(Bloomberg) – Mizuho Financial Group Inc. is doubling down on its bets in U.S. financial markets as it seeks to expand into more lucrative areas, according to its new chief executive.
The company wants to hire bankers to expand its business with lower-quality companies and leveraged buyout financing, where returns are expected to be higher, Masahiro Kihara, CEO of Japan’s third-largest bank, said in an interview. . There will be proper risk management for these businesses, he said.
The United States is “a super important market. It is the second largest revenue and profit generator after Japan,” Kihara said. “There’s more room for what we can do in America.”

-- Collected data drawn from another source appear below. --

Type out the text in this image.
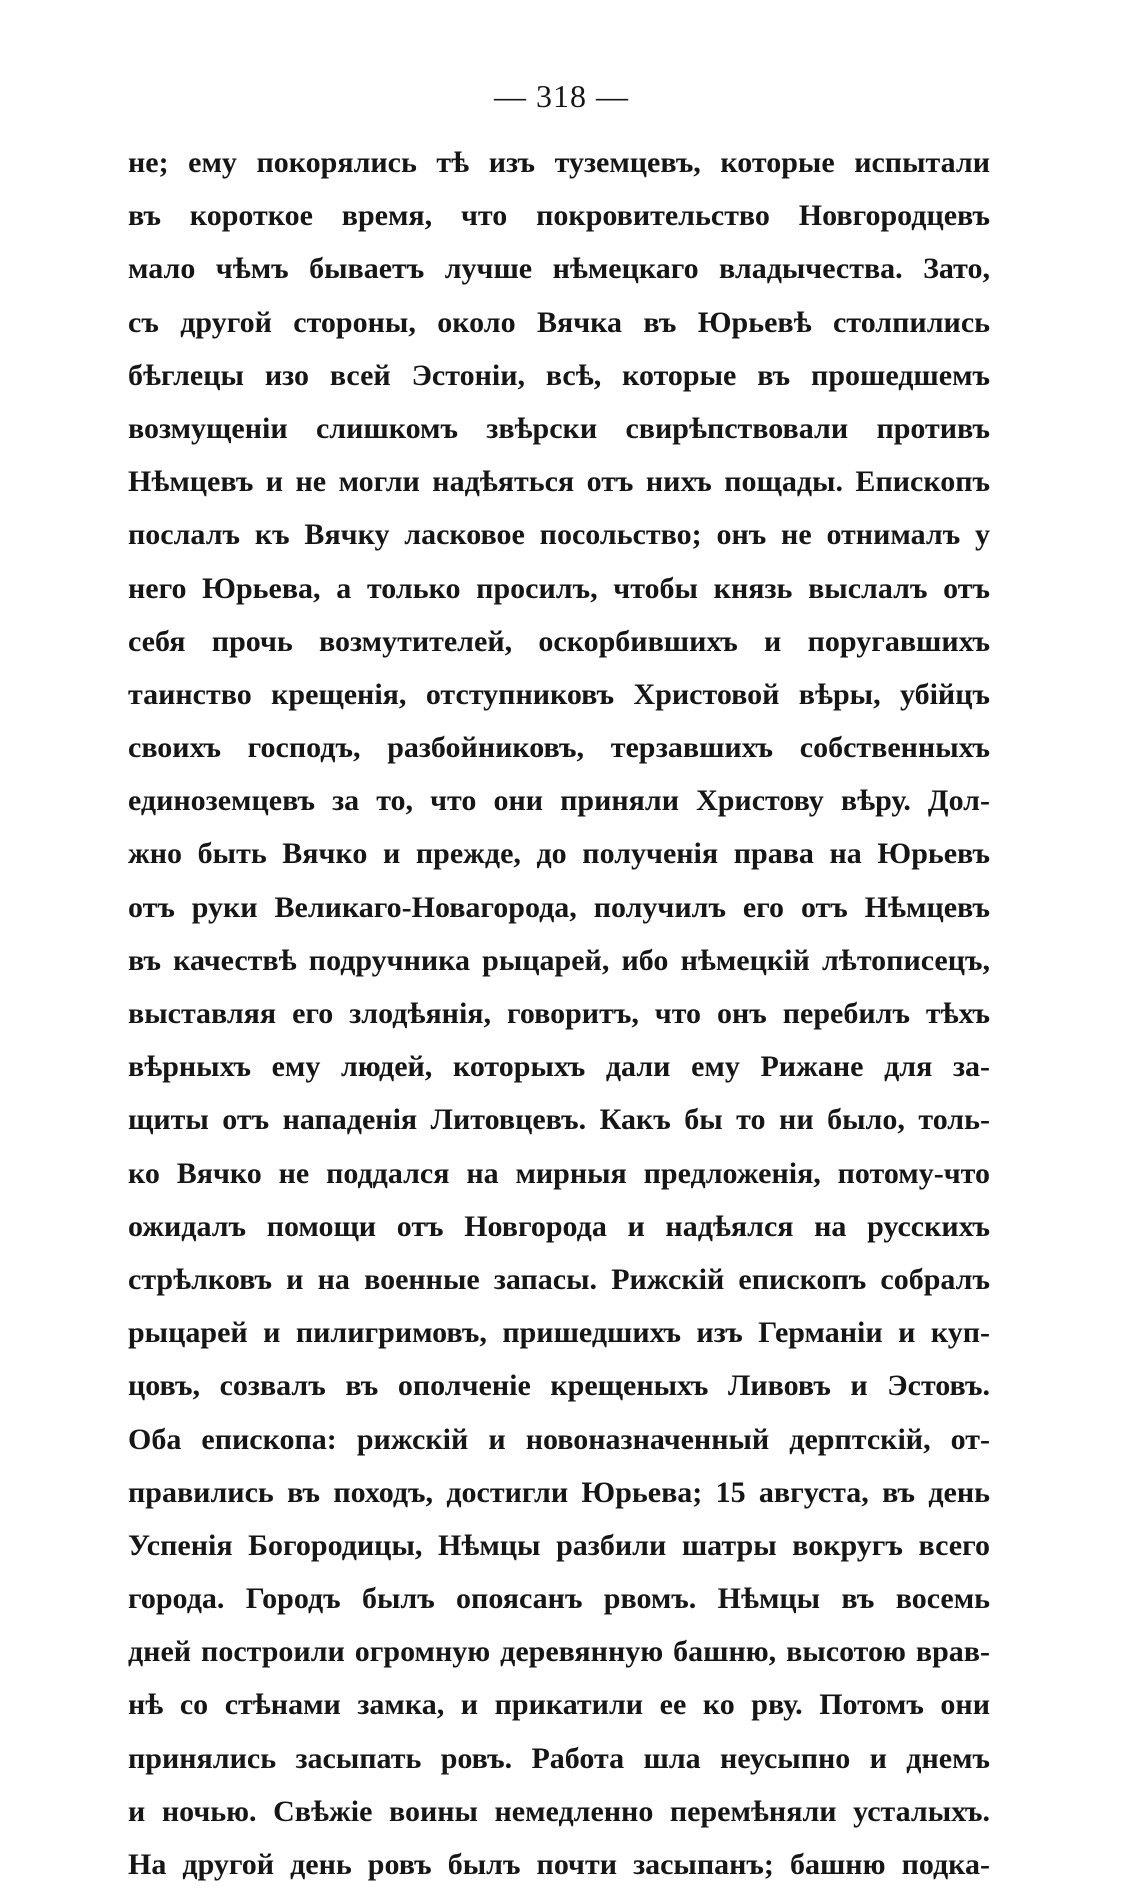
— 318 —
не; ему покорялись тѣ изъ туземцевъ, которые испытали
въ короткое время, что покровительство Новгородцевъ
мало чѣмъ бываетъ лучше нѣмецкаго владычества. Зато,
съ другой стороны, около Вячка въ Юрьевѣ столпились
бѣглецы изо всей Эстоніи, всѣ, которые въ прошедшемъ
возмущеніи слишкомъ звѣрски свирѣпствовали противъ
Нѣмцевъ и не могли надѣяться отъ нихъ пощады. Епископъ
послалъ къ Вячку ласковое посольство; онъ не отнималъ у
него Юрьева, а только просилъ, чтобы князь выслалъ отъ
себя прочь возмутителей, оскорбившихъ и поругавшихъ
таинство крещенія, отступниковъ Христовой вѣры, убійцъ
своихъ господъ, разбойниковъ, терзавшихъ собственныхъ
единоземцевъ за то, что они приняли Христову вѣру. Дол-
жно быть Вячко и прежде, до полученія права на Юрьевъ
отъ руки Великаго-Новагорода, получилъ его отъ Нѣмцевъ
въ качествѣ подручника рыцарей, ибо нѣмецкій лѣтописецъ,
выставляя его злодѣянія, говоритъ, что онъ перебилъ тѣхъ
вѣрныхъ ему людей, которыхъ дали ему Рижане для за-
щиты отъ нападенія Литовцевъ. Какъ бы то ни было, толь-
ко Вячко не поддался на мирныя предложенія, потому-что
ожидалъ помощи отъ Новгорода и надѣялся на русскихъ
стрѣлковъ и на военные запасы. Рижскій епископъ собралъ
рыцарей и пилигримовъ, пришедшихъ изъ Германіи и куп-
цовъ, созвалъ въ ополченіе крещеныхъ Ливовъ и Эстовъ.
Оба епископа: рижскій и новоназначенный дерптскій, от-
правились въ походъ, достигли Юрьева; 15 августа, въ день
Успенія Богородицы, Нѣмцы разбили шатры вокругъ всего
города. Городъ былъ опоясанъ рвомъ. Нѣмцы въ восемь
дней построили огромную деревянную башню, высотою врав-
нѣ со стѣнами замка, и прикатили ее ко рву. Потомъ они
принялись засыпать ровъ. Работа шла неусыпно и днемъ
и ночью. Свѣжіе воины немедленно перемѣняли усталыхъ.
На другой день ровъ былъ почти засыпанъ; башню подка-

Faced with years of low interest rates and sluggish economic growth at home, Japanese banks have explored overseas markets to boost their profits. For Mizuho, one such strategic area has been the U.S. debt capital market, which boosted its bottom line during the pandemic-induced funding boom.
Of the three Japanese megabanks, Mizuho has been the most aggressive in growing the lower-grade bond business in the United States. The bank ranked 12th as an underwriter for the country’s high-yield corporate bonds last year, followed by Mitsubishi UFJ Financial Group Inc. at 16th and Sumitomo Mitsui Financial Group Inc. at 21st, according to data compiled by Bloomberg.
“By working with these clients, we also hope to win M&A advisory and ECM contracts,” Kihara said.
Kihara, 56, was promoted to the top job in February after his predecessor resigned to take responsibility for a series of computer system problems. In addition to fixing its internal control and IT systems, its mission is to catch up with the bank’s better-capitalized megabank rivals, which have stepped up in emerging economies across Asia by buying up banks and other financial companies over the past few years. last years.
Kihara said he was not interested in buying traditional commercial banks in Asia. Instead, Mizuho will pursue opportunities in digital finance, citing deals like February’s acquisition of a 10% stake in Tonik Financial Pte., which operates a digital bank in the Philippines.
Mizuho also plans to spend 50 billion yen ($390 million) over the next five years to invest in its client companies’ carbon transition efforts, buying into their businesses, he said.